PROF. MASAD: Do you plan to compare the model’s results with the master curve? DR. CHEHAB: Yes. We want to combine both. Ultimately both have to match together. I told you we are working on the viscoplastic modeling and for viscoplastic modeling we use the viscoelastic model of Dr. Schapery and Dr. Kim. That model depends on pseudo stiffness, and it will be presented in the next presentation. We determine viscoelastic response and then we use it in a different model to determine viscoplastic response. We use time-temperature superposition and we integrate both together to get a complete model. MR. ASLAM AL-OMARI: Very good job, Ghassan. A nice presentation. I have a few comments or questions.
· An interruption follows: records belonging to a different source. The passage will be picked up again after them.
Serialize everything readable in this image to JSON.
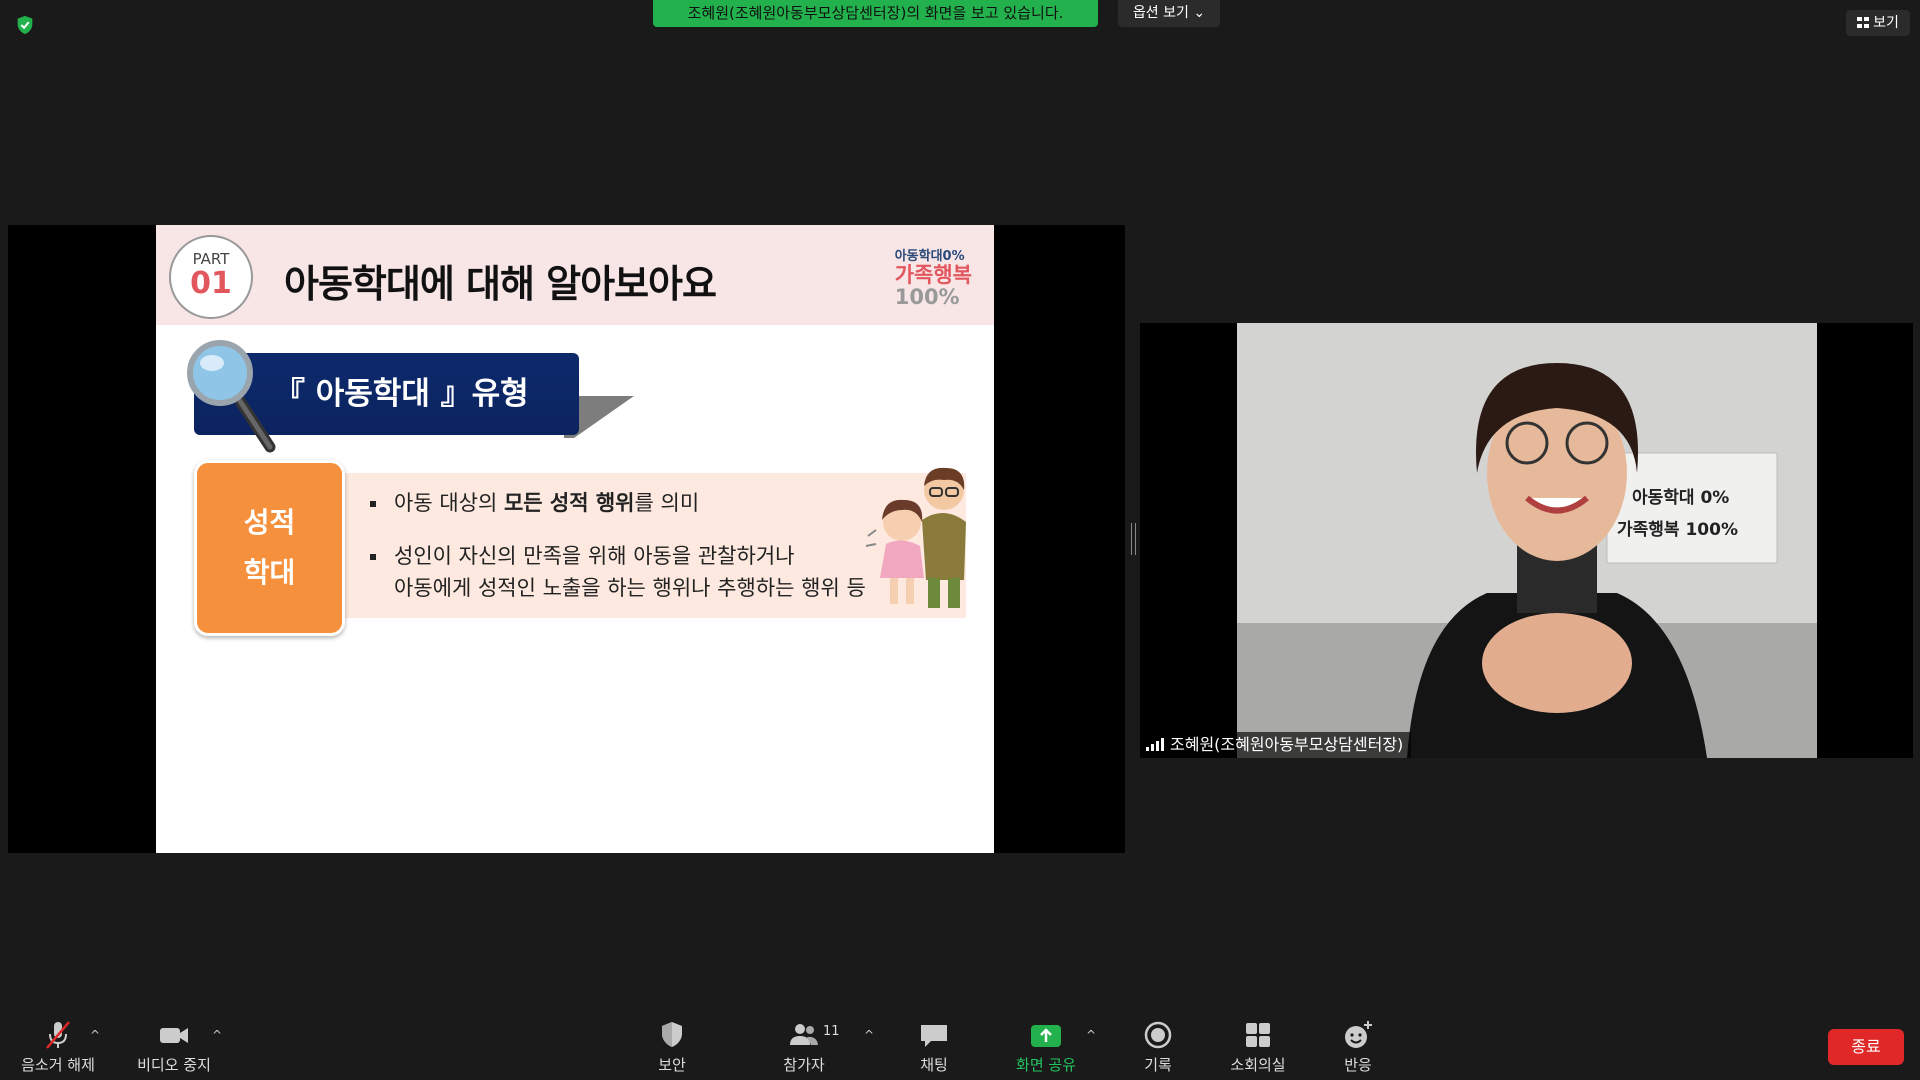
{
  "top": {
    "share_banner": "조혜원(조혜원아동부모상담센터장)의 화면을 보고 있습니다.",
    "options_label": "옵션 보기",
    "view_label": "보기"
  },
  "slide": {
    "part_label": "PART",
    "part_number": "01",
    "title": "아동학대에 대해 알아보아요",
    "brand_line1": "아동학대0%",
    "brand_line2": "가족행복",
    "brand_line3": "100%",
    "ribbon_label": "『 아동학대 』유형",
    "category_line1": "성적",
    "category_line2": "학대",
    "bullet1_pre": "아동 대상의 ",
    "bullet1_bold": "모든 성적 행위",
    "bullet1_post": "를 의미",
    "bullet2_line1": "성인이 자신의 만족을 위해 아동을 관찰하거나",
    "bullet2_line2": "아동에게 성적인 노출을 하는 행위나 추행하는 행위 등",
    "colors": {
      "header_bg": "#f8e6e7",
      "accent_red": "#e2565e",
      "ribbon_blue": "#0e2a6b",
      "category_orange": "#f5913c"
    }
  },
  "video": {
    "participant_name": "조혜원(조혜원아동부모상담센터장)",
    "sign_text_line1": "아동학대 0%",
    "sign_text_line2": "가족행복 100%"
  },
  "toolbar": {
    "mute_label": "음소거 해제",
    "video_label": "비디오 중지",
    "security_label": "보안",
    "participants_label": "참가자",
    "participants_count": "11",
    "chat_label": "채팅",
    "share_label": "화면 공유",
    "record_label": "기록",
    "breakout_label": "소회의실",
    "reactions_label": "반응",
    "end_label": "종료",
    "colors": {
      "share_green": "#22b14c",
      "end_red": "#e02828"
    }
  }
}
First, it is about the phase angle (Μ). Did you look at the phase angle at different frequencies? DR. CHEHAB: Yes. MR. AL-OMARI: Do you have any idea how it behaves? Is it increasing or decreasing with frequency? DR. CHEHAB: It increases with decrease in reduced frequency and then when the effect of aggregate starts to be more dominant, the phase angle starts to decrease. So that is why one needs to use EN instead of E*, because the latter better conveys the real behavior. MR. AL-OMARI: Another thing. I saw that you used the stresses just before the specimen failed. Dr. CHEHAB: Stresses just before? MR. AL-OMARI: Yes. DR. CHEHAB: Yes. I can use any stress. It is just an example. MR. AL-OMARI: Those where point A, B, C, D? DR. CHEHAB: Yes. Let me go back to that slide. You are not talking about that you are talking about this. Actually if you look at this strain that stress is beyond peak. MR. AL-OMARI: I know that. I mean even after failure. DR. CHEHAB: No it is not after failure. Before complete failure but after the peak. That is the point where localization starts and coalesced microcracks develop and progress. MR. AL-OMARI: Do you think that the material there is behaving linear viscoelastic? DR. CHEHAB: No. Linear viscoelastic behavior stops before that. You see where the strain level 0.00015 is for the first test? It stops even below that. That is where linear viscoelastic ends. PROFESSOR Y. RICHARD KIM: I want to give a response to Prof. Masad’s question on my work on

viscoelasticity and continuum damaging mechanics. That model works well when there is no significant viscoplasticity. What is being done in the NCHRP9-19 project is to develop the model that handles the asphalt mixture’s behavior not only at low and intermediate temperatures but also at high temperatures. To develop such a model we need to include both the viscoelastic and viscoplastic models. So, the motivation behind this work is to reduce the number of tests required to develop the viscoelastoplastic model by applying the time-temperature superposition principle. And as Ghassan mentioned, Jo Daniel will present what happens if we limit ourselves within low to intermediate temperatures where viscoplasticity is not very significant. The same type of work has been done on compression under the direction of Dr. Chuck Schwartz at the University of Maryland. His work was presented at this year’s TRB meeting. It yielded basically the same conclusion as ours. The time-temperature superposition principle holds valid even all the way to the failure. This is a very important governing principle that we rely on in developing the advanced material characterization program under the NCHRP 9-19 study.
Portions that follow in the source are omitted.